In recent years, the multi-sport athlete has become a rare breed in collegiate athletics. However, one of the advantages of going to a NCAA Division III school is that there is more opportunity to play multiple sports.
As a junior at Pacific University, Kylee Oshiro has become one of the many multi-sport athletes. Already a member of the Pacific Softball Team, Oshiro decided over the summer to come out for volleyball.
“It was always one of my goals to be a two sport athlete in college,” said Oshiro. “That’s kind of why I came to a DIII because I knew it was possible.”
Oshiro’s collegiate career path hasn’t been one of a typical athlete but includes one of the highest honors in sports.
In high school, Oshiro had played both softball and volleyball.
For college she decided to stick with softball since it was the first sport she had started playing.

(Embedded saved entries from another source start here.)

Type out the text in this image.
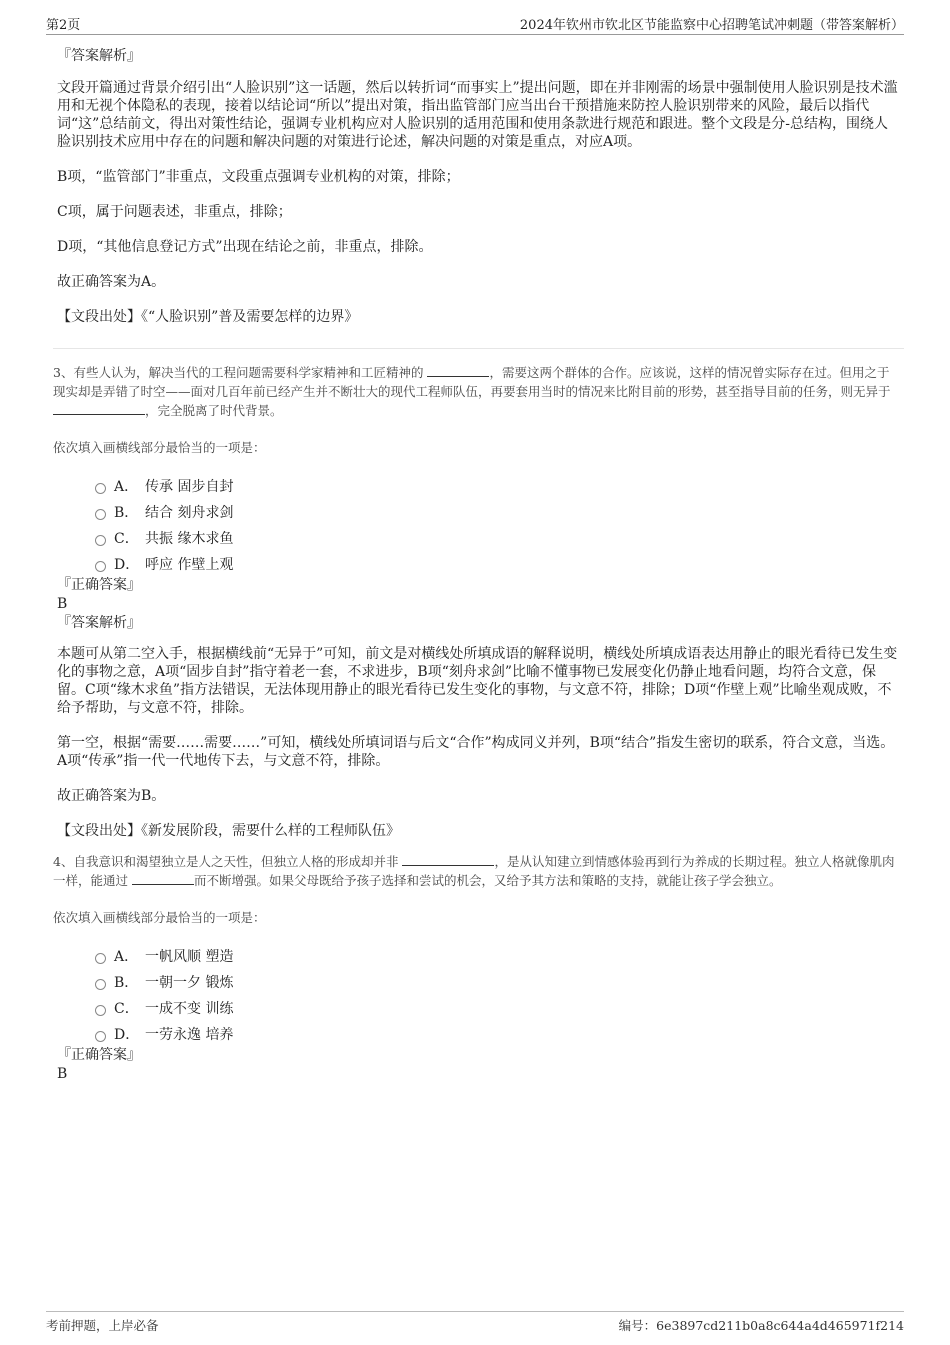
第2页	2024年钦州市钦北区节能监察中心招聘笔试冲刺题（带答案解析）

『答案解析』

文段开篇通过背景介绍引出“人脸识别”这一话题，然后以转折词“而事实上”提出问题，即在并非刚需的场景中强制使用人脸识别是技术滥用和无视个体隐私的表现，接着以结论词“所以”提出对策，指出监管部门应当出台干预措施来防控人脸识别带来的风险，最后以指代词“这”总结前文，得出对策性结论，强调专业机构应对人脸识别的适用范围和使用条款进行规范和跟进。整个文段是分-总结构，围绕人脸识别技术应用中存在的问题和解决问题的对策进行论述，解决问题的对策是重点，对应A项。

B项，“监管部门”非重点，文段重点强调专业机构的对策，排除；

C项，属于问题表述，非重点，排除；

D项，“其他信息登记方式”出现在结论之前，非重点，排除。

故正确答案为A。

【文段出处】《“人脸识别”普及需要怎样的边界》

3、有些人认为，解决当代的工程问题需要科学家精神和工匠精神的	，需要这两个群体的合作。应该说，这样的情况曾实际存在过。但用之于现实却是弄错了时空——面对几百年前已经产生并不断壮大的现代工程师队伍，再要套用当时的情况来比附目前的形势，甚至指导目前的任务，则无异于 ，完全脱离了时代背景。

依次填入画横线部分最恰当的一项是：

A． 传承 固步自封
B． 结合 刻舟求剑
C． 共振 缘木求鱼
D． 呼应 作壁上观

『正确答案』

B

『答案解析』

本题可从第二空入手，根据横线前“无异于”可知，前文是对横线处所填成语的解释说明，横线处所填成语表达用静止的眼光看待已发生变化的事物之意，A项“固步自封”指守着老一套，不求进步，B项“刻舟求剑”比喻不懂事物已发展变化仍静止地看问题，均符合文意，保留。C项“缘木求鱼”指方法错误，无法体现用静止的眼光看待已发生变化的事物，与文意不符，排除；D项“作壁上观”比喻坐观成败，不给予帮助，与文意不符，排除。

第一空，根据“需要……需要……”可知，横线处所填词语与后文“合作”构成同义并列，B项“结合”指发生密切的联系，符合文意，当选。A项“传承”指一代一代地传下去，与文意不符，排除。

故正确答案为B。

【文段出处】《新发展阶段，需要什么样的工程师队伍》

4、自我意识和渴望独立是人之天性，但独立人格的形成却并非	，是从认知建立到情感体验再到行为养成的长期过程。独立人格就像肌肉一样，能通过	而不断增强。如果父母既给予孩子选择和尝试的机会，又给予其方法和策略的支持，就能让孩子学会独立。

依次填入画横线部分最恰当的一项是：

A． 一帆风顺 塑造
B． 一朝一夕 锻炼
C． 一成不变 训练
D． 一劳永逸 培养

『正确答案』

B

考前押题，上岸必备	编号：6e3897cd211b0a8c644a4d465971f214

For her freshman year, Oshiro attended fellow Northwest Conference competitor, Pacific Lutheran University, and became an NCAA Division III National Champion as a member of the Lutes’ softball team.
Even though she won a National Championship, Oshiro did not fully enjoy the college atmosphere as a Lute.
“I liked the softball girls and I had a lot of fun with them, but that’s all my life was,” said Oshiro.
“As well as we did for softball, nobody at the school really knew who was on the team. It wasn’t like here [at Pacific] where all the sports teams know each other and support each other,” said Oshiro.
So, for her sophomore year, she transferred to Pacific.
In the 2013 softball season, Oshiro earned the Boxers’ starting catcher position and was named to the All-NWC First Team while having the second highest batting average on the team with .351.
Once softball season was finished, Oshiro got the drive to play volleyball again because of her participation in open gym volleyball games.Now as a junior, Oshiro has become a year-round athlete.
However, since volleyball is during the fall season, she has been missing out on fall training for softball.
Pacific Softball Head Coach, Tim Hill, told Oshiro that she’s not allowed to touch anything softball related because if she’s going to play volleyball, she has to be committed to it. That hasn’t stopped Oshiro from going to meetings and watching scrimmages to support her teammates.
Being a year-round student athlete has not been too much of a problem for Oshiro so far, even though she is taking 17 credits this semester.
“It’s not too bad. It’s like having your spring season just in the fall,” said Oshiro. “You’re always practicing so you know how to manage your time. It’s just that you’re doing it more.”
Oshiro acknowledged the risks of playing more than one sport but feels that it’s something to stay involved in.
“I feel bad because I do miss out on fall ball, but it makes me more motivated to work harder right before softball season,” said Oshiro. “I think DIII gives you the opportunity to do it.”